A Europa teve de se adaptar ao mundo que emergiu com a queda do Muro A Europa teve de se adaptar ao mundo que emergiu com a queda do Muro (Reuters)

Há 20 anos, o choque da unificação alemã e do colapso da URSS levou muita gente a prever o fim do projecto europeu. Desaparecia o inimigo que o manteve coeso. Renascia no coração do continente uma grande Alemanha. A desintegração sangrenta da Jugoslávia mostrava como era fácil o regresso do nacionalismo extremo. Os últimos vinte anos derrotaram esta tese. A Europa que se reúne hoje em Berlim a convite da primeira chanceler da Alemanha que veio do Leste alargou-se à dimensão do continente. Consolidou a sua integração, dando-lhe uma nova dimensão política. Aperfeiçoou as suas instituições. Quando hoje os líderes europeus festejarem em Berlim esse acto refundador que foi a queda do Muro, terão em mente apenas uma coisa: a escolha dos nomes para os novos cargos de presidente do Conselho Europeu e Alto Representante para a Política Externa e de Segurança. O Tratado de Lisboa foi ratificado a tempo de não estragar as celebrações. Entrará em vigor no dia 1 de Dezembro. Conclui um longo caminho que teve início em Maastricht, paragens em Amesterdão e Nice e um pequeno despiste na Constituição europeia. Durante vinte anos, a União esteve mergulhada numa incessante reforma interna apenas com um objectivo: digerir as transformações de 1989 e adaptar-se ao mundo que delas emergiu. Tão simples - e tão complicado - quanto isto.

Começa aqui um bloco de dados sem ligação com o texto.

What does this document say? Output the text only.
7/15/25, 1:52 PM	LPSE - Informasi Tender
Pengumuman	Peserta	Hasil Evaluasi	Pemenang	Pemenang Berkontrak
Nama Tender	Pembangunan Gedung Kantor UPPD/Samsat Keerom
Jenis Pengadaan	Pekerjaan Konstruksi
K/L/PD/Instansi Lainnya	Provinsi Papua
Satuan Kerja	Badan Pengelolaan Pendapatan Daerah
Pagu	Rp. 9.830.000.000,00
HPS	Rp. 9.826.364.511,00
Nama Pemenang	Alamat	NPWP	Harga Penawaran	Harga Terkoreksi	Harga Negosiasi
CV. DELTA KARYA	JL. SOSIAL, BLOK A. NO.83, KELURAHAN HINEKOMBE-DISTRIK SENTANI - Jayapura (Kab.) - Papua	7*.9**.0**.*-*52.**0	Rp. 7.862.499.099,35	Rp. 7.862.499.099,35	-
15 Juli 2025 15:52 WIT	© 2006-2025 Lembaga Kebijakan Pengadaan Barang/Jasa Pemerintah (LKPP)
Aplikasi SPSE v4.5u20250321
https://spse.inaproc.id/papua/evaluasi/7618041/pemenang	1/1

2. Maastricht, o Tratado de 1991 que mudou o nome à Europa de Comunidade para União, foi a primeira resposta, a quente, à "súbita aceleração da História" que abalou o continente. A ideia de que era preciso aperfeiçoar o Mercado Interno em direcção a uma união monetária já existia. A unificação alemã acelerou o processo. O objectivo da França era "amarrar" a Alemanha à integração, pedindo-lhe que partilhasse o mais forte símbolo do seu poder e da sua soberania: o marco. Foi essa a condição de François Mitterrand para a unificação. Helmut Kohl pagou o preço. A União Económica e Monetária é o grande avanço de Tratado de Maastricht. O resto - a nova dimensão política da integração - pode esperar. Jacques Delors chama-lhe, por isso, um tratado "coxo". A Europa ainda se pensa apenas como ocidental.

O euro é a grande realização da década de 1990. O desafio estratégico da unificação europeia fica adiado para a década seguinte.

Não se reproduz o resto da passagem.